6. En ce qui concerne les pays qui ont fait l’objet en 2023 de la procédure d’examen périodique des obligations en tant qu’État membre du Conseil de l’Europe:
6.1 s’agissant de la France: en référence à la Résolution 2512 (2023), l’Assemblée appelle de nouveau à des réformes législatives et constitutionnelles pour donner suite aux recommandations de la Commission de Venise concernant le Conseil supérieur de la magistrature, le statut des magistrats et l’article 49 de la Constitution française. L’Assemblée invite instamment les autorités à mettre en place un dispositif efficace d’enregistrement des contrôles d’identité et à publier des statistiques sur le nombre de personnes blessées ou tuées lors de manifestations afin de renforcer l’obligation des forces de l’ordre de rendre des comptes. Dans ce contexte, l’Assemblée encourage vivement les autorités à améliorer les poursuites dans les cas de violences illégitimes commises par les forces de l’ordre et à mener une réforme des corps d’inspection de la police et de la gendarmerie afin d’améliorer la perception de leur indépendance et de leur impartialité. Tout en se félicitant des mesures prises par les autorités pour réduire la surpopulation carcérale, l’Assemblée note que les statistiques relatives à la population carcérale montrent une aggravation de la situation dans la pratique. Elle recommande donc aux autorités d’envisager la mise en place d’un mécanisme contraignant de régulation de la population carcérale;
6.2 s’agissant des Pays-Bas: l’Assemblée prend note des élections législatives anticipées du 22 novembre 2023. Elle s’attend à ce que les autorités nouvellement élues tiennent compte des préoccupations et des recommandations exprimées dans l’avis de la Commission de Venise sur la protection juridique des citoyens (rendu à la suite du scandale des «allocations familiales») et dans l’avis conjoint de la Commission de Venise et de la Direction générale droits humains et État de droit du Conseil de l’Europe sur les garanties juridiques de l’indépendance du pouvoir judiciaire par rapport au pouvoir exécutif;
6.3 s’agissant de Saint-Marin: dans sa Résolution 2497 (2023), l’Assemblée reconnaissait les structures de gouvernance collégiales uniques de Saint-Marin, reflet de l’héritage démocratique historique du pays et de sa spécificité de micro-État. Elle se félicite des réformes entreprises pour renforcer son système d’équilibre des pouvoirs et pour remédier à la vulnérabilité de ses institutions démocratiques à la corruption et aux conflits d’intérêts. L’Assemblée salue le rôle central du Grand Conseil général, le Parlement saint-marinais, dans la gouvernance du pays et recommande de nouveau des réformes qui amélioreraient les conditions dans lesquelles les membres du Grand Conseil général exercent leurs activités parlementaires pour renforcer l’égalité des pouvoirs entre le législatif et l’exécutif. Pour ce qui est des médias, l’Assemblée s’inquiète de nouveau de la rigueur des lois sur la protection de la vie privée et de la pénalisation persistante de la diffamation à Saint-Marin qui entravent l’accès aux informations publiques et qui pourraient pousser les journalistes à s’autocensurer.

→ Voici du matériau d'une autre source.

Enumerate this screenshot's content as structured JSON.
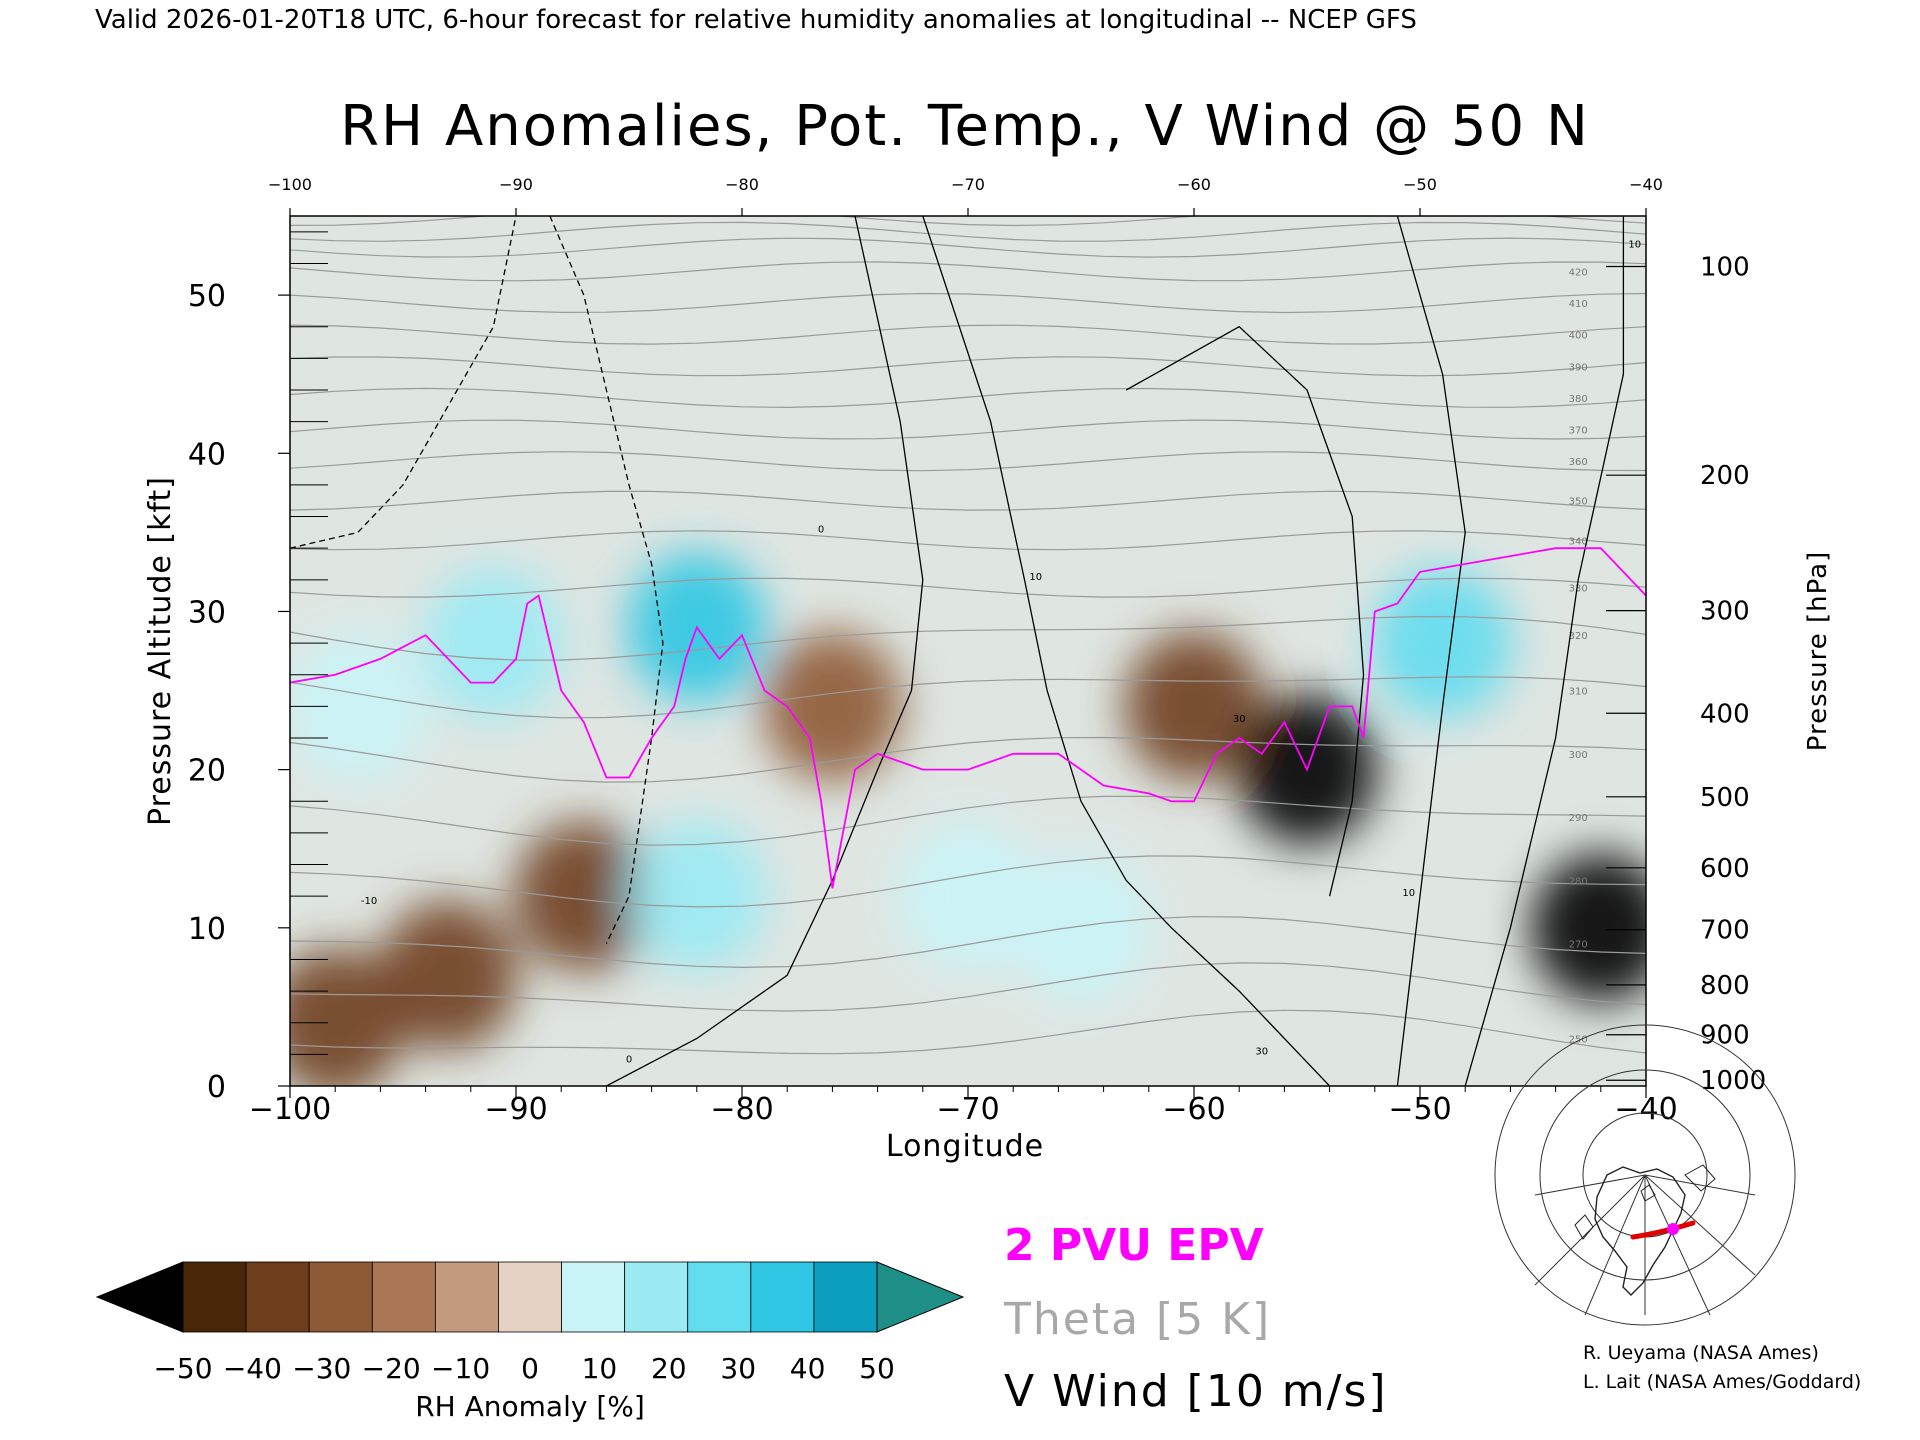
{
  "header": {
    "valid_line": "Valid 2026-01-20T18 UTC, 6-hour forecast for relative humidity anomalies at longitudinal -- NCEP GFS"
  },
  "chart_data": {
    "type": "heatmap",
    "title": "RH Anomalies, Pot. Temp., V Wind @ 50 N",
    "xlabel": "Longitude",
    "ylabel_left": "Pressure Altitude [kft]",
    "ylabel_right": "Pressure [hPa]",
    "xlim": [
      -100,
      -40
    ],
    "ylim": [
      0,
      55
    ],
    "x_ticks": [
      -100,
      -90,
      -80,
      -70,
      -60,
      -50,
      -40
    ],
    "x_tick_labels": [
      "−100",
      "−90",
      "−80",
      "−70",
      "−60",
      "−50",
      "−40"
    ],
    "x_top_tick_labels": [
      "−100",
      "−90",
      "−80",
      "−70",
      "−60",
      "−50",
      "−40"
    ],
    "y_ticks_kft": [
      0,
      10,
      20,
      30,
      40,
      50
    ],
    "y_tick_labels": [
      "0",
      "10",
      "20",
      "30",
      "40",
      "50"
    ],
    "pressure_ticks": [
      {
        "hpa": 100,
        "label": "100"
      },
      {
        "hpa": 200,
        "label": "200"
      },
      {
        "hpa": 300,
        "label": "300"
      },
      {
        "hpa": 400,
        "label": "400"
      },
      {
        "hpa": 500,
        "label": "500"
      },
      {
        "hpa": 600,
        "label": "600"
      },
      {
        "hpa": 700,
        "label": "700"
      },
      {
        "hpa": 800,
        "label": "800"
      },
      {
        "hpa": 900,
        "label": "900"
      },
      {
        "hpa": 1000,
        "label": "1000"
      }
    ],
    "colorbar": {
      "label": "RH Anomaly [%]",
      "levels": [
        -50,
        -40,
        -30,
        -20,
        -10,
        0,
        10,
        20,
        30,
        40,
        50
      ],
      "tick_labels": [
        "−50",
        "−40",
        "−30",
        "−20",
        "−10",
        "0",
        "10",
        "20",
        "30",
        "40",
        "50"
      ],
      "colors": [
        "#4a2608",
        "#6e3e1c",
        "#8e5a35",
        "#a97552",
        "#c49a7e",
        "#e6d2c5",
        "#c9f4f7",
        "#9aeaf4",
        "#62dcef",
        "#2ec6e3",
        "#0b9ebf"
      ],
      "under_color": "#000000",
      "over_color": "#1e8f86"
    },
    "rh_anomaly_cells": [
      {
        "lon": -98,
        "kft": 4,
        "rh": -38
      },
      {
        "lon": -93,
        "kft": 7,
        "rh": -40
      },
      {
        "lon": -97,
        "kft": 24,
        "rh": 18
      },
      {
        "lon": -91,
        "kft": 28,
        "rh": 20
      },
      {
        "lon": -87,
        "kft": 12,
        "rh": -32
      },
      {
        "lon": -82,
        "kft": 29,
        "rh": 48
      },
      {
        "lon": -82,
        "kft": 12,
        "rh": 24
      },
      {
        "lon": -76,
        "kft": 24,
        "rh": -22
      },
      {
        "lon": -70,
        "kft": 12,
        "rh": 18
      },
      {
        "lon": -60,
        "kft": 24,
        "rh": -40
      },
      {
        "lon": -55,
        "kft": 20,
        "rh": -55
      },
      {
        "lon": -49,
        "kft": 28,
        "rh": 30
      },
      {
        "lon": -42,
        "kft": 10,
        "rh": -52
      },
      {
        "lon": -65,
        "kft": 10,
        "rh": 16
      }
    ],
    "series": [
      {
        "name": "2 PVU EPV",
        "color": "#ff00ff",
        "lon": [
          -100,
          -98,
          -96,
          -94,
          -93,
          -92,
          -91,
          -90,
          -89.5,
          -89,
          -88,
          -87,
          -86,
          -85,
          -84,
          -83,
          -82.5,
          -82,
          -81,
          -80,
          -79,
          -78,
          -77,
          -76.5,
          -76,
          -75,
          -74,
          -72,
          -70,
          -68,
          -66,
          -64,
          -62,
          -61,
          -60,
          -59,
          -58,
          -57,
          -56,
          -55,
          -54,
          -53,
          -52.5,
          -52,
          -51,
          -50,
          -48,
          -46,
          -44,
          -42,
          -40
        ],
        "kft": [
          25.5,
          26,
          27,
          28.5,
          27,
          25.5,
          25.5,
          27,
          30.5,
          31,
          25,
          23,
          19.5,
          19.5,
          22,
          24,
          27,
          29,
          27,
          28.5,
          25,
          24,
          22,
          18,
          12.5,
          20,
          21,
          20,
          20,
          21,
          21,
          19,
          18.5,
          18,
          18,
          21,
          22,
          21,
          23,
          20,
          24,
          24,
          22,
          30,
          30.5,
          32.5,
          33,
          33.5,
          34,
          34,
          31
        ]
      },
      {
        "name": "V Wind",
        "color": "#000000",
        "contour_labels": [
          "0",
          "10",
          "30",
          "-10",
          "10",
          "30",
          "0",
          "10"
        ],
        "lines": [
          {
            "level": -10,
            "style": "dashed",
            "lon": [
              -88.5,
              -87,
              -86,
              -85,
              -84,
              -83.5,
              -84,
              -84.5,
              -85,
              -86
            ],
            "kft": [
              55,
              50,
              44,
              38,
              33,
              28,
              22,
              17,
              12,
              9
            ]
          },
          {
            "level": -10,
            "style": "dashed",
            "lon": [
              -100,
              -97,
              -95,
              -93,
              -91,
              -90
            ],
            "kft": [
              34,
              35,
              38,
              43,
              48,
              55
            ]
          },
          {
            "level": 0,
            "style": "solid",
            "lon": [
              -75,
              -73,
              -72,
              -72.5,
              -74,
              -76,
              -78,
              -82,
              -86
            ],
            "kft": [
              55,
              42,
              32,
              25,
              20,
              13,
              7,
              3,
              0
            ]
          },
          {
            "level": 10,
            "style": "solid",
            "lon": [
              -72,
              -69,
              -67.5,
              -66.5,
              -65,
              -63,
              -61,
              -58,
              -56,
              -54
            ],
            "kft": [
              55,
              42,
              32,
              25,
              18,
              13,
              10,
              6,
              3,
              0
            ]
          },
          {
            "level": 10,
            "style": "solid",
            "lon": [
              -63,
              -58,
              -55,
              -53,
              -52.5,
              -53,
              -54
            ],
            "kft": [
              44,
              48,
              44,
              36,
              26,
              18,
              12
            ]
          },
          {
            "level": 10,
            "style": "solid",
            "lon": [
              -51,
              -49,
              -48,
              -49,
              -50,
              -51
            ],
            "kft": [
              55,
              45,
              35,
              24,
              12,
              0
            ]
          },
          {
            "level": 10,
            "style": "solid",
            "lon": [
              -41,
              -41,
              -43,
              -44,
              -46,
              -48
            ],
            "kft": [
              55,
              45,
              32,
              22,
              10,
              0
            ]
          }
        ]
      },
      {
        "name": "Theta",
        "color": "#9a9a9a",
        "isentrope_labels": [
          "250",
          "270",
          "280",
          "290",
          "300",
          "310",
          "320",
          "330",
          "340",
          "350",
          "360",
          "370",
          "380",
          "390",
          "400",
          "410",
          "420"
        ],
        "levels_k": [
          250,
          260,
          270,
          280,
          290,
          300,
          310,
          320,
          330,
          340,
          350,
          360,
          370,
          380,
          390,
          400,
          410,
          420,
          430,
          440,
          450,
          460
        ],
        "mean_kft": [
          3,
          6,
          9,
          13,
          17,
          21,
          25,
          28.5,
          31.5,
          34.5,
          37,
          39.5,
          41.5,
          43.5,
          45.5,
          47.5,
          49.5,
          51.5,
          53,
          54,
          55,
          56
        ]
      }
    ],
    "legend": [
      {
        "label": "2 PVU EPV",
        "color": "#ff00ff"
      },
      {
        "label": "Theta [5 K]",
        "color": "#a8a8a8"
      },
      {
        "label": "V Wind [10 m/s]",
        "color": "#000000"
      }
    ]
  },
  "inset_map": {
    "region": "North America polar stereographic",
    "cross_section_color": "#e00000",
    "marker_color": "#ff00ff"
  },
  "credits": [
    "R. Ueyama (NASA Ames)",
    "L. Lait (NASA Ames/Goddard)"
  ]
}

7. L’Assemblée se félicite de l’excellente coopération étroite et continue avec la Commission de Venise dans le cadre des procédures de suivi parlementaire, comme en témoigne le nombre élevé d’avis demandés et rendus.
8. L’Assemblée salue les efforts déployés par la commission de suivi, notamment l’échange de vues de haut niveau qui a eu lieu lors de sa réunion à Rome le 4 décembre 2023, en ce qui concerne la mise en œuvre de la Déclaration de Reykjavík, en particulier pour renforcer ses capacités en matière d’alerte précoce, en accord avec les conclusions du 4e Sommet des chefs d’État et de gouvernement du Conseil de l’Europe de 2023, et pour réfléchir à des mécanismes afin de garantir que ces alertes précoces seront dûment prises en considération, comme cela a été décidé par l’Assemblée dans sa Résolution 2515 (2023). Dans ce contexte, l’Assemblée invite la commission à poursuivre sa réflexion sur les mécanismes permettant de renforcer sa réactivité et sa capacité à réagir rapidement à l’évolution de la situation dans les États membres qui ne font pas l’objet d’une procédure de suivi complète et qui ne sont pas engagés dans un dialogue postsuivi ni soumis à un examen périodique de leurs obligations envers le Conseil de l’Europe.